Net interest income:
Full-year 2025 standalone net interest income reached EGP 107bn, up 18% year on year. Total net interest margin (NIM) stood at 8.95%, down 53 basis points year on year. Local-currency NIM recorded 13.0%, down 10 basis points, while foreign-currency NIM declined by 85 basis points to 2.50%.
Non-interest income:
Standalone non-interest income reached EGP 8.75bn in full-year 2025, up 12% year on year. Trade service fees amounted to EGP 3.54bn, supported by an outstanding balance of EGP 297bn.
Operating expenses:
Standalone operating expenses rose to EGP 16.8bn, up 26% year on year. The cost-to-income ratio increased by 100 basis points to 14.5%, remaining well below the 30% benchmark.
Loans:
Gross loans reached EGP 576bn, growing by 44% or EGP 177bn during 2025. On a real basis, net of EGP appreciation, loan growth reached 47%, or EGP 184bn. CIB’s total loan market share stood at 5.26% as of September 2025, while private corporate loan market share reached 9.96% as of August 2025.
Deposits:
Deposits reached EGP 1.11trn, growing by 14% or EGP 137bn. On a real basis, net of EGP appreciation, deposits increased by 17%, or EGP 163bn. CIB’s deposit market share stood at 6.81% as of September 2025.
Asset quality:
Non-performing loans represented 1.67% of the gross loan portfolio and were covered 358% by loan loss provisions totalling EGP 34.5bn. Full-year 2025 impairment for credit losses recorded a net release of EGP 8.92bn, compared with a charge of EGP 4.47bn in 2024.
Capital and liquidity:
Total tier capital reached EGP 221bn, representing 27.3% of risk-weighted assets. Tier I capital stood at EGP 186bn, accounting for 84% of total tier capital.

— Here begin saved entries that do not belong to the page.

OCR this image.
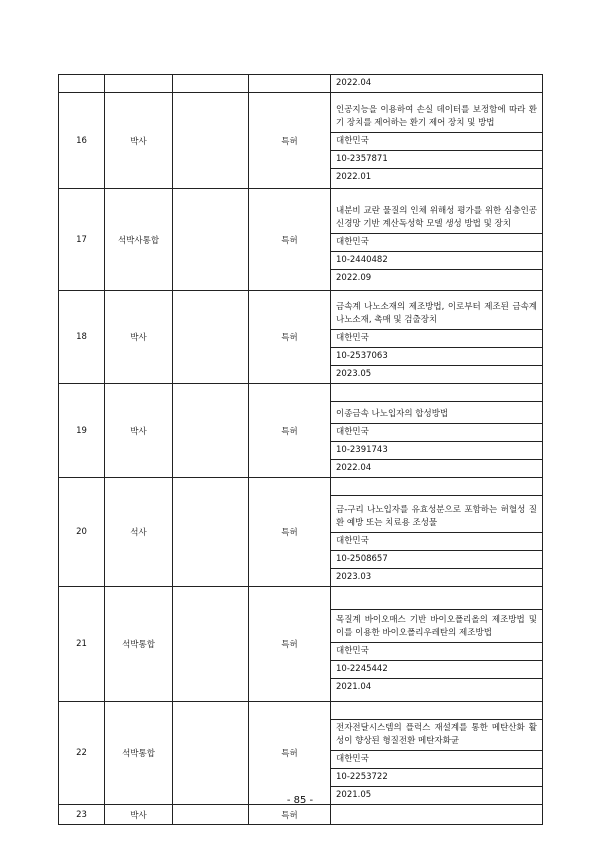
				2022.04

16	박사		특허	인공지능을 이용하여 손실 데이터를 보정함에 따라 환기 장치를 제어하는 환기 제어 장치 및 방법
대한민국
10-2357871
2022.01

17	석박사통합		특허	내분비 교란 물질의 인체 위해성 평가를 위한 심층인공신경망 기반 계산독성학 모델 생성 방법 및 장치
대한민국
10-2440482
2022.09

18	박사		특허	금속계 나노소재의 제조방법, 이로부터 제조된 금속계 나노소재, 촉매 및 검출장치
대한민국
10-2537063
2023.05

19	박사		특허	이종금속 나노입자의 합성방법
대한민국
10-2391743
2022.04

20	석사		특허	금-구리 나노입자를 유효성분으로 포함하는 허혈성 질환 예방 또는 치료용 조성물
대한민국
10-2508657
2023.03

21	석박통합		특허	목질계 바이오매스 기반 바이오폴리올의 제조방법 및 이를 이용한 바이오폴리우레탄의 제조방법
대한민국
10-2245442
2021.04

22	석박통합		특허	전자전달시스템의 플럭스 재설계를 통한 메탄산화 활성이 향상된 형질전환 메탄자화균
대한민국
10-2253722
2021.05

23	박사		특허	
- 85 -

Liquidity ratios remained well above regulatory requirements. The local-currency liquidity ratio stood at 54.7% at end-December 2025, compared with the CBE minimum of 20%, while the foreign-currency liquidity ratio reached 51.3%, above the 25% threshold. The net stable funding ratio (NSFR) stood at 186% for both local and foreign currency, while the liquidity coverage ratio (LCR) reached 549% for local currency and 567% for foreign currency, comfortably exceeding Basel III requirements.